"As I passed the old market-house," writes a Rebel soldier, "I met a tall fellow with both arms full of sticks of candy, dropping part of his sweet burden at every step."

"Stranger," said he, "have you got a sweet tooth?"

"I told him that I did not object to candy."

"Then go up to Antoni's and get your belly full, and all for nothing."

"A citizen passed me with an armful of hats and caps. 'It is every man for himself and the Devil for us all to-night,' he said, as he rushed past me."[97]

The train which bore Jeff Davis from the city left at eight o'clock in the evening. He took his horses and coach on board for a flight across the country, in case Sheridan stopped the cars. He was greatly depressed in spirits, and his countenance was haggard and care-worn. At the station there was a crowd of men who had fawned upon him,—office-holders, legislators, and public-spirited citizens who had made great sacrifices for the Rebellion,—who, now that they wished to obtain standing room upon the train, found themselves rudely thrust aside by the orders of the President. They were of no more account than the rest of the excited populace that knew Davis but to execrate him.

In the Sabbath evening twilight, the train, with the fugitive government, its stolen bullion, and its Doctors of Divinity on board, moved out from the city.
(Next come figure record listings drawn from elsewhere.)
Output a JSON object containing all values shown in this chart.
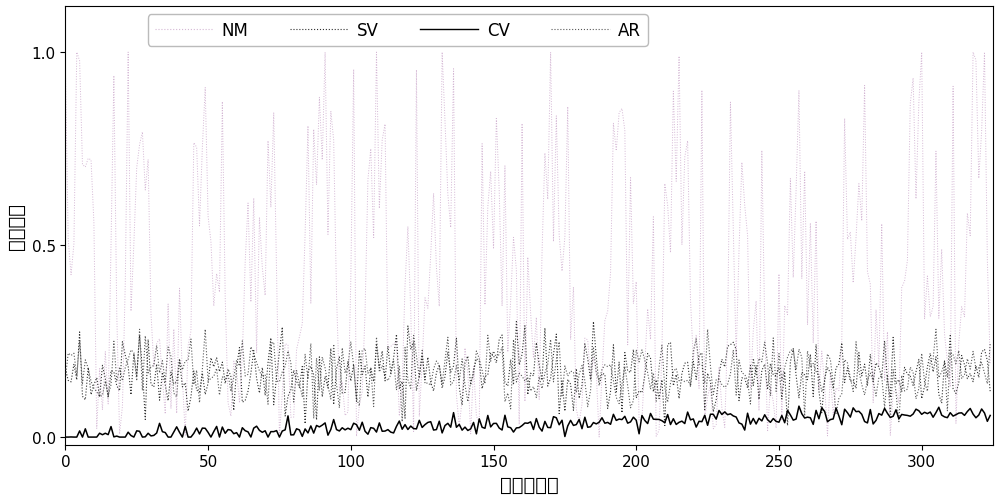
{
  "title": "",
  "xlabel": "分类器序号",
  "ylabel": "泛化误差",
  "xlim": [
    0,
    325
  ],
  "ylim": [
    -0.02,
    1.12
  ],
  "yticks": [
    0,
    0.5,
    1
  ],
  "xticks": [
    0,
    50,
    100,
    150,
    200,
    250,
    300
  ],
  "n_points": 325,
  "nm_color": "#d0b0d0",
  "sv_color": "#303030",
  "cv_color": "#000000",
  "ar_color": "#303030",
  "background": "#ffffff",
  "legend_labels": [
    "NM",
    "SV",
    "CV",
    "AR"
  ],
  "figsize": [
    10.0,
    5.02
  ],
  "dpi": 100
}
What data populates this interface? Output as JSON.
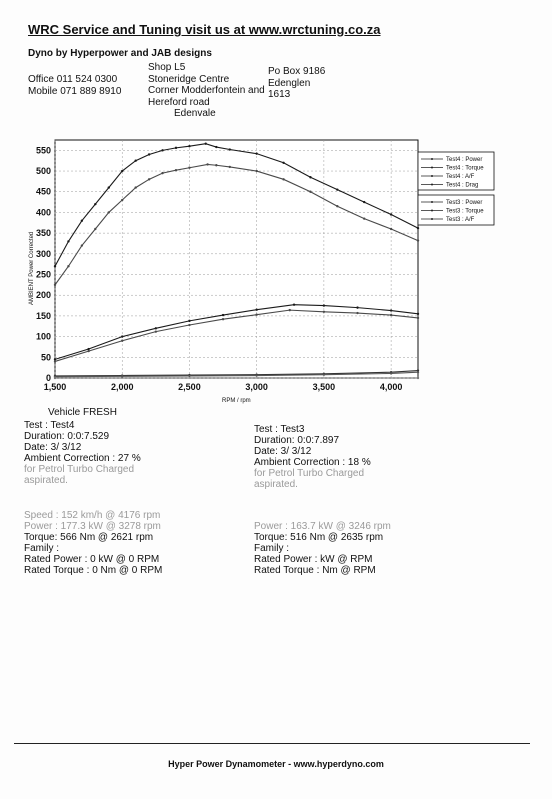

At the same hour the Governor of Virginia, William Smith, and the Legislature, embarked in a canal-boat, on the James River and Kanawha Canal, for Lynchburg. On all the roads were men, women, and children, in carriages of every description, with multitudes on horseback and on foot, flying from the Rebel capital. Men who could not get away were secretly at work, during those night-hours, burying plate and money in gardens; ladies secreted their jewels, barred and bolted their doors, and passed a sleepless night, fearful of the morrow, which would bring in the despised "Vandal horde of Yankee ruffians"; for such were the epithets they had persistently applied to the soldiers of the Union throughout the war.

But the government was not quite through with its operations in Richmond. General Ewell remained till daylight on Monday morning to clear up things,—not to burn public archives in order to destroy evidence of Confederate villany, but to add to the crime already committed another so atrocious that the stanchest friends of the Confederacy recoiled with horror even from its contemplation.

It was past midnight when the Mayor learned that Ewell had issued orders for firing the government buildings and the tobacco warehouses. He sent a deputation of prominent citizens to remonstrate. They were referred to Major Melton, who was to apply the torch.